Nous poursuivons l’histoire de Jeanne du Barry à Louveciennes, après la mort du roi Louis XV. Nous nous appuierons comme précédemment, à titre principal, sur le très riche ouvrage d’Emmanuel de Waresquiel (Jeanne du Barry, Une ambition au féminin) (1).
La mort du roi Louis XV, le 10 mai 1774, va entraîner la disgrâce de sa maîtresse. Elle est exilée dans un premier temps au couvent de Pont-aux-Dames. Comme l'écrit Marie-Antoinette à sa mère « Le public s'attendait à beaucoup de changements dans le moment ; le roi s'est borné à envoyer la créature au couvent et a chassé de la Cour, tout ce qui porte ce nom de scandale. »
Cette abbaye royale sert à l’occasion de lieu de détention à l’usage de certaines femmes de la Cour momentanément mises au secret (2). Plus que des raisons morales, il semble que le nouveau roi, Louis XVI, ait voulu empêcher la divulgation de secrets dont elle a pu avoir connaissance.
Dans un premier temps, elle est accueillie sans tendresse par les soeurs mais au fil des mois sa situation s’améliore grandement. Elle aimerait quitter le couvent pour Louveciennes que le roi Louis XVI lui a permis de conserver. C’est finalement au bout d’un an que le roi la libère mais elle n’a pas l’autorisation de se rendre à Paris, ni à Louveciennes trop proches de Versailles et de la Cour.
Elle achète alors un château à Saint-Vrain, au sud de Paris, près d'Arpajon ; elle ne s'y plaît guère mais peut y recevoir des amis fidèles.
Et ce n’est qu’en novembre 1776 que Jeanne va retrouver ses deux pavillons et le parc de Louveciennes. Elle a alors 31 ans. Sans trop se soucier de ses dettes, Jeanne remonte sa maison. Ses collections sont enrichies de celles qu'elle a pu faire venir de son appartement et de son hôtel de Versailles.

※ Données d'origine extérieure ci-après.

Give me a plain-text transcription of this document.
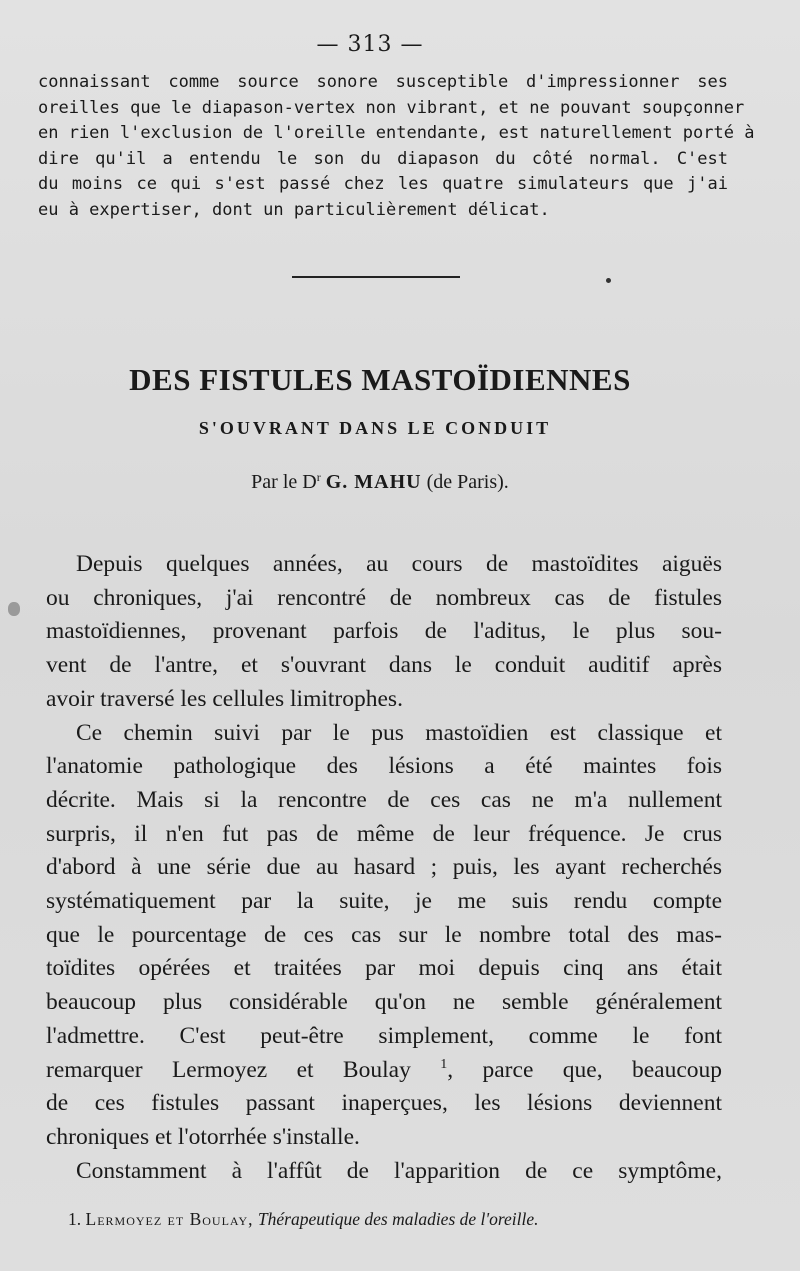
— 313 —
connaissant comme source sonore susceptible d'impressionner ses
oreilles que le diapason-vertex non vibrant, et ne pouvant soupçonner
en rien l'exclusion de l'oreille entendante, est naturellement porté à
dire qu'il a entendu le son du diapason du côté normal. C'est
du moins ce qui s'est passé chez les quatre simulateurs que j'ai
eu à expertiser, dont un particulièrement délicat.
DES FISTULES MASTOÏDIENNES
S'OUVRANT DANS LE CONDUIT
Par le $D^r$ G. MAHU (de Paris).
Depuis quelques années, au cours de mastoïdites aiguës
ou chroniques, j'ai rencontré de nombreux cas de fistules
mastoïdiennes, provenant parfois de l'aditus, le plus sou-
vent de l'antre, et s'ouvrant dans le conduit auditif après
avoir traversé les cellules limitrophes.
Ce chemin suivi par le pus mastoïdien est classique et
l'anatomie pathologique des lésions a été maintes fois
décrite. Mais si la rencontre de ces cas ne m'a nullement
surpris, il n'en fut pas de même de leur fréquence. Je crus
d'abord à une série due au hasard ; puis, les ayant recherchés
systématiquement par la suite, je me suis rendu compte
que le pourcentage de ces cas sur le nombre total des mas-
toïdites opérées et traitées par moi depuis cinq ans était
beaucoup plus considérable qu'on ne semble généralement
l'admettre. C'est peut-être simplement, comme le font
remarquer Lermoyez et Boulay $^1$, parce que, beaucoup
de ces fistules passant inaperçues, les lésions deviennent
chroniques et l'otorrhée s'installe.
Constamment à l'affût de l'apparition de ce symptôme,
1. Lermoyez et Boulay, Thérapeutique des maladies de l'oreille.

À la fin des années 1770, elle se lance dans la création d'un jardin anglais, en contrebas du pavillon des eaux, aménage de nouveaux bosquets, un rocher, des ponts, une rivière, des cascades, fait planter diverses espèces d’arbres, souvent rares comme les sophoras, les ginkgo-biloba, mais aussi des oliviers, des grenadiers, des cèdres, des pins, des cyprès. Comme l’écrit Emmanuel de Waresquiel, « elle est l'une des principales protagonistes de ses modes nouvelles où on se prête aux caprices de la nature, faussement sauvage où la surprise, l'illusion sont comme mis en scène, à travers autant d'itinéraires initiatiques et symboliques. » (3)

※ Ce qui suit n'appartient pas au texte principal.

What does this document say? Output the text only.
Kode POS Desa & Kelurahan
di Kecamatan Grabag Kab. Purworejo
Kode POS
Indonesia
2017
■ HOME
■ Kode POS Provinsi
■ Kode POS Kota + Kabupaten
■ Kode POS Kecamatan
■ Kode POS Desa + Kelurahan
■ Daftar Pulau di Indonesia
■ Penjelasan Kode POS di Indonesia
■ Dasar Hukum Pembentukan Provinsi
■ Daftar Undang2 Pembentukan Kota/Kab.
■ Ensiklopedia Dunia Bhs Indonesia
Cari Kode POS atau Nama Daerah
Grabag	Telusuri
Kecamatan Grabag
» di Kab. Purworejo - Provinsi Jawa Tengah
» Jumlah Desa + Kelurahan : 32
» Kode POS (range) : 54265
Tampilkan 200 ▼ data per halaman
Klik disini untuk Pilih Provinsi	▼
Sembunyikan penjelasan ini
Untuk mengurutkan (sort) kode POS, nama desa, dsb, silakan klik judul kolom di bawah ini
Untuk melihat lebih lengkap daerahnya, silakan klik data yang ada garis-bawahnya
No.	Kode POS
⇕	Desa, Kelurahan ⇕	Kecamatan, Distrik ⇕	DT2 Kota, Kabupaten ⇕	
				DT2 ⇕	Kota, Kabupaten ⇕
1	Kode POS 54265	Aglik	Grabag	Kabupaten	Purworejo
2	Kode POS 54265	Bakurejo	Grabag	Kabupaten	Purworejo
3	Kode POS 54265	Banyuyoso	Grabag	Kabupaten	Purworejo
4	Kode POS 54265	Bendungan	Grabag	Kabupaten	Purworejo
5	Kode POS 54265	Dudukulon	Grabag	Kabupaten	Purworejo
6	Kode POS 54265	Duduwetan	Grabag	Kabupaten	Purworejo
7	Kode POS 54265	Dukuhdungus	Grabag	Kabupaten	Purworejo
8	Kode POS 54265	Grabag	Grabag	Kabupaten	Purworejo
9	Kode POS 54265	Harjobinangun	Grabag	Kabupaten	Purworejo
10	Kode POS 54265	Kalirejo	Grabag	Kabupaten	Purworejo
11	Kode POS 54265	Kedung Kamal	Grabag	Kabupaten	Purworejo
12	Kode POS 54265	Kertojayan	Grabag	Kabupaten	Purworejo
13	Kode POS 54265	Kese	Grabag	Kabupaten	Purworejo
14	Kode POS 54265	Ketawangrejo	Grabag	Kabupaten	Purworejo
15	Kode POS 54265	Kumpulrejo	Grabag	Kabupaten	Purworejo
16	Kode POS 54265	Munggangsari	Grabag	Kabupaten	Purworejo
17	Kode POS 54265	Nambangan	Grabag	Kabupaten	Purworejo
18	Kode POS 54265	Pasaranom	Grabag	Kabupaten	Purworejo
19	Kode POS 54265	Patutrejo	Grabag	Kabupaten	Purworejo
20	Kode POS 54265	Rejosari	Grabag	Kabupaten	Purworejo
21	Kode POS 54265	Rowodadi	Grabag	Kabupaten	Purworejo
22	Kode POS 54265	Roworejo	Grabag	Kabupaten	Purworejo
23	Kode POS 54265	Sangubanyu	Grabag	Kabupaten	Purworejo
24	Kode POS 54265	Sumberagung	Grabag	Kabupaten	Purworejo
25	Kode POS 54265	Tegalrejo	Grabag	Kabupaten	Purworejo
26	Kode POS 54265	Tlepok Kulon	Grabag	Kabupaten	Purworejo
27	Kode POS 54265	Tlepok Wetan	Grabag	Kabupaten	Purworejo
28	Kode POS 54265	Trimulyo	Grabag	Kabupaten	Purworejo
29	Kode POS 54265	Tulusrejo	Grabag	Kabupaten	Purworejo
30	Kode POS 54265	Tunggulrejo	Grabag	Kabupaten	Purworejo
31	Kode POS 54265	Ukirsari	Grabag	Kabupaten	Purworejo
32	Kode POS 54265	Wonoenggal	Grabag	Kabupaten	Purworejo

Jeanne du Barry face à ses créanciers
Dès la mort du roi, ses créanciers se rappellent à son bon souvenir. Les travaux de Louveciennes et de Versailles ainsi que nombre de ses achats de meubles, de bijoux sont loin d’avoir été payés. Elle doit faire face à ses créanciers, qui lui réclament presque 1,5 million de livres de dettes. Elle commence par vendre des tableaux, des terres, de la joaillerie, son hôtel de Versailles, ses carrosses,… C’est d’ailleurs probablement pour l’aider que Louis XVI lui rend la jouissance de Louveciennes et lui rembourse ses 1,2 million de livres de rentes sur Paris. Jeanne du Barry parvient ainsi à maintenir un niveau de vie confortable. Elle a en effet gardé une bonne partie de son ancienne maison : valet de pieds, maître d'hôtel, cuisinier, jardinier, Suisse, concierge, cocher et palefrenier, soit une trentaine de domestiques.

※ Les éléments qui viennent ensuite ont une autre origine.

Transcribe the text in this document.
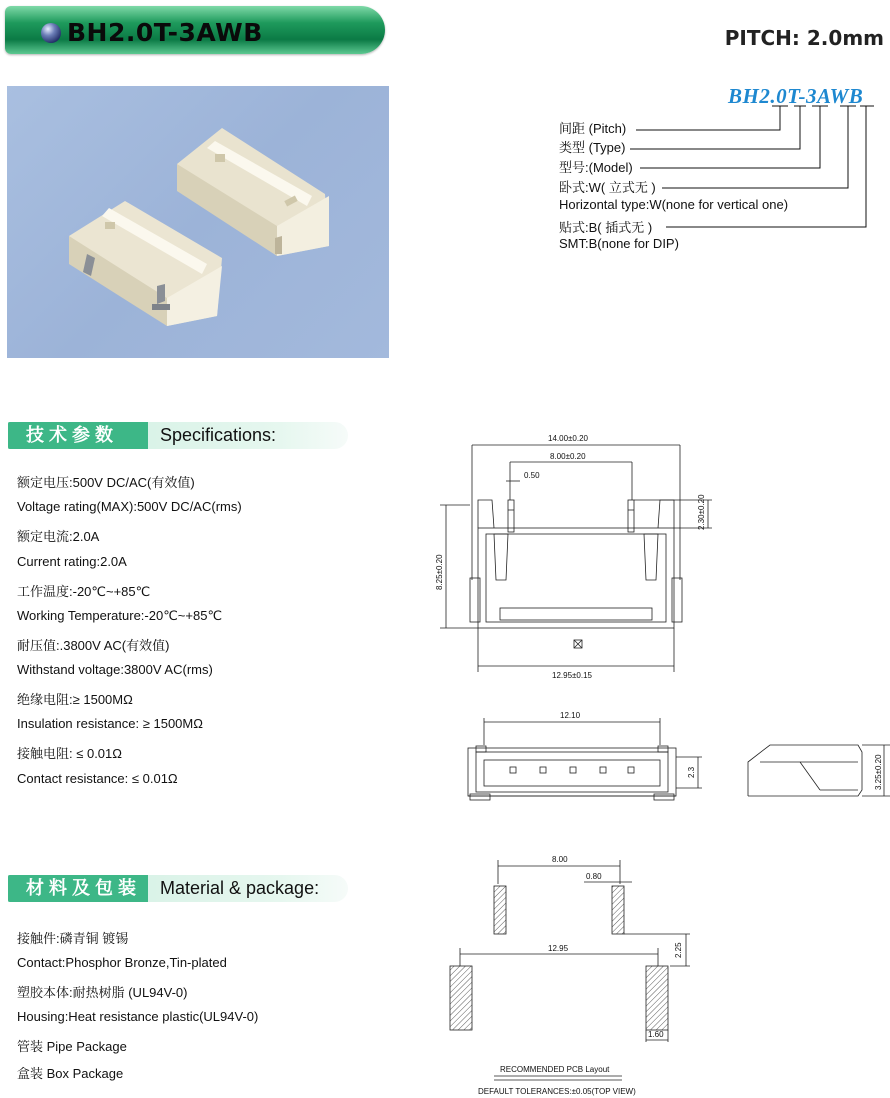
BH2.0T-3AWB	PITCH: 2.0mm
BH2.0T-3AWB
间距 (Pitch)
类型 (Type)
型号:(Model)
卧式:W( 立式无 )
Horizontal type:W(none for vertical one)
贴式:B( 插式无 )
SMT:B(none for DIP)
技术参数	Specifications:
额定电压:500V DC/AC(有效值)
Voltage rating(MAX):500V DC/AC(rms)
额定电流:2.0A
Current rating:2.0A
工作温度:-20℃~+85℃
Working Temperature:-20℃~+85℃
耐压值:.3800V AC(有效值)
Withstand voltage:3800V AC(rms)
绝缘电阻:≥ 1500MΩ
Insulation resistance: ≥ 1500MΩ
接触电阻: ≤ 0.01Ω
Contact resistance: ≤ 0.01Ω
材料及包装	Material & package:
接触件:磷青铜 镀锡
Contact:Phosphor Bronze,Tin-plated
塑胶本体:耐热树脂 (UL94V-0)
Housing:Heat resistance plastic(UL94V-0)
管装 Pipe Package
盒装 Box Package
14.00±0.20
8.00±0.20
0.50
12.95±0.15
8.25±0.20
2.30±0.20
12.10
2.3	3.25±0.20
8.00
0.80
12.95	2.25
1.60
RECOMMENDED PCB Layout
DEFAULT TOLERANCES:±0.05(TOP VIEW)
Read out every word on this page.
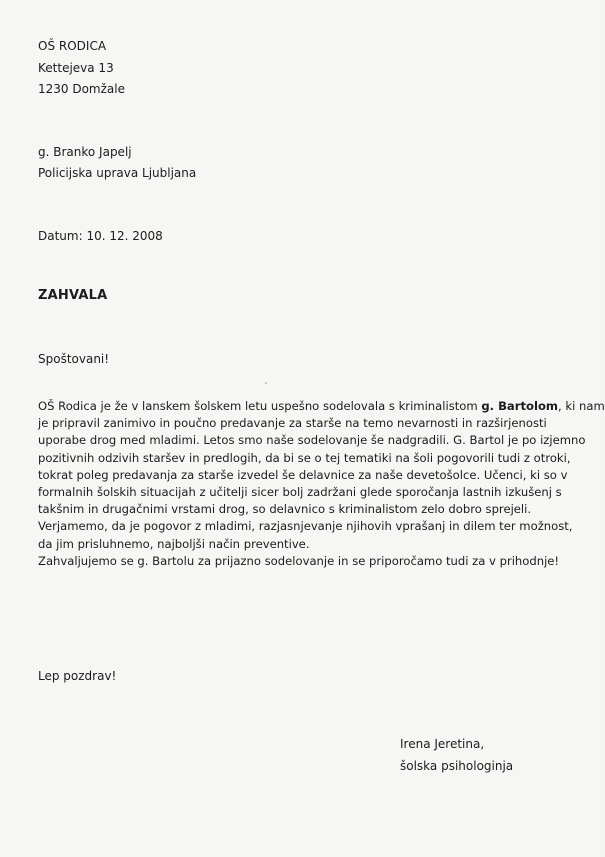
OŠ RODICA
Kettejeva 13
1230 Domžale
g. Branko Japelj
Policijska uprava Ljubljana
Datum: 10. 12. 2008
ZAHVALA
Spoštovani!

OŠ Rodica je že v lanskem šolskem letu uspešno sodelovala s kriminalistom g. Bartolom, ki nam

je pripravil zanimivo in poučno predavanje za starše na temo nevarnosti in razširjenosti

uporabe drog med mladimi. Letos smo naše sodelovanje še nadgradili. G. Bartol je po izjemno

pozitivnih odzivih staršev in predlogih, da bi se o tej tematiki na šoli pogovorili tudi z otroki,

tokrat poleg predavanja za starše izvedel še delavnice za naše devetošolce. Učenci, ki so v

formalnih šolskih situacijah z učitelji sicer bolj zadržani glede sporočanja lastnih izkušenj s

takšnim in drugačnimi vrstami drog, so delavnico s kriminalistom zelo dobro sprejeli.

Verjamemo, da je pogovor z mladimi, razjasnjevanje njihovih vprašanj in dilem ter možnost,

da jim prisluhnemo, najboljši način preventive.

Zahvaljujemo se g. Bartolu za prijazno sodelovanje in se priporočamo tudi za v prihodnje!

Lep pozdrav!
Irena Jeretina,
šolska psihologinja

Elle négocie avec acharnement avec Charles-Alexandre de Calonne, le nouveau contrôleur général des Finances, pour obtenir des revenus conséquents. Elle lui écrit : « songez que mes charges sont bien fortes et mes moyens bien médiocres. Peut-être qu'en tentant un nouvel effort vous compléterez votre ouvrage. » Elle réclame notamment une partie des 2 millions de livres que Louis XV lui avait réservé quelques jours avant sa mort et qu'elle n'a jamais touchés. Elle écrit lettre sur lettre à Calonne, le cajole, lui envoie à Versailles, des fruits de ses serres. En juin 1786, elle lui écrit : « faut-il rappeler encore que tous mes revenus sont épuisés et que je suis obligée pour vivre de faire de nouveaux emplois sur les revenus des années suivantes ». Il faudra encore plusieurs mois avant que Calonne demande à son premier commis de lui délivrer des fonds sans qu'on connaisse pour autant le montant (4). Compte tenu de son train de vie dispendieux, cela sera toujours insuffisant.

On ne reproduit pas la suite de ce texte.